# 3-D EPR stoppers



## YoYoSpin (Apr 14, 2007)

Decided to try some new 3-D items cast in clear resin. Hope you like them.

USA flag collar pin:





Canadian flag collar pin:




Fire Fighter collar pin:




Red Hat Ladies pin:


----------



## Jim in Oakville (Apr 14, 2007)

The Maple Leaf for Ever...[] (That is a famous song here)

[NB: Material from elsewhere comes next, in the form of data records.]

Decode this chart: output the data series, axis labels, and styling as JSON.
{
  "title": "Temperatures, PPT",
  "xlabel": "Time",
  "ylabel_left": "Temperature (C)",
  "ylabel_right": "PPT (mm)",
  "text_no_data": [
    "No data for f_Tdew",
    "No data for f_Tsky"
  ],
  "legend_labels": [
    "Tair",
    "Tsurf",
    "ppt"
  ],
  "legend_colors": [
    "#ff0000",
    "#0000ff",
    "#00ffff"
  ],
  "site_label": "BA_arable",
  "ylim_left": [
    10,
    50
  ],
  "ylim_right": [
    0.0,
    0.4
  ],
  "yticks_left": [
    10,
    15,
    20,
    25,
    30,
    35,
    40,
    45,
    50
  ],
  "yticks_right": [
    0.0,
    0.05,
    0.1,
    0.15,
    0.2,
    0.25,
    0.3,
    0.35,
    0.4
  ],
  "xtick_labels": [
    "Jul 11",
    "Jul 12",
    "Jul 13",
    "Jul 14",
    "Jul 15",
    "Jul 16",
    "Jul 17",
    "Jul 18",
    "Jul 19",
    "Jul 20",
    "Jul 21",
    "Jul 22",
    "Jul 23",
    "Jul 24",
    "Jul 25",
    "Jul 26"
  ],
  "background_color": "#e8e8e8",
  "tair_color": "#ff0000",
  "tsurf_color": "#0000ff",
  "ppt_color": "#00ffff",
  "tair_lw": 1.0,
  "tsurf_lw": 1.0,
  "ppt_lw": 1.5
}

These have some amazing looking results Ed, I enjoy seeing your new directions..

[]


----------



## cozee (Apr 14, 2007)

Those are some good looking stoppers. I turned one a couple of weeks ago I had gotten from Ed4copies. It had a Harley Davidson pin cast in it.


----------



## Ligget (Apr 15, 2007)

WOW! Those are pretty amazing Ed![:0][]


----------



## broitblat (Apr 15, 2007)

They all look pretty good, of course, but I especially like the hat 

  -Barry


----------



## jttheclockman (Apr 15, 2007)

As always Ed excellent work. Not sure if you have any tutorials on your casting procedures but if you do can you point me to them??? Also when you cast things such as those do you have to wait for any time frame before you add the pins and then the top layer of resin??? Or is this all done in one step process??


----------



## onewaywood (Apr 15, 2007)

They look great wish there was a video on Bottle stoppers how to make the castings and turn them. Anyone else think so??  I know for a fact his
other video's that I have bought are a real asset to the turning community. ( especially me ) I have several friends in the Red Hat society and these would be a big hit with them.


----------



## NavyDiver (Apr 15, 2007)

Very nice!  I like the flag ones best!


----------



## BigRob777 (Apr 16, 2007)

Fantastic, as always.  
Rob


----------



## pssherman (Apr 17, 2007)

> _Originally posted by onewaywood_
> <br />They look great wish there was a video on Bottle stoppers how to make the castings and turn them. Anyone else think so??  I know for a fact his
> other video's that I have bought are a real asset to the turning community. ( especially me ) I have several friends in the Red Hat society and these would be a big hit with them.


Look in the library forum, Ed has a couple of videos showing how to turn bottle stoppers.

Paul in AR


----------



## wudnhed (Apr 18, 2007)

Wow, these are great!  I've got to start casting, the possibilities are endless!!


----------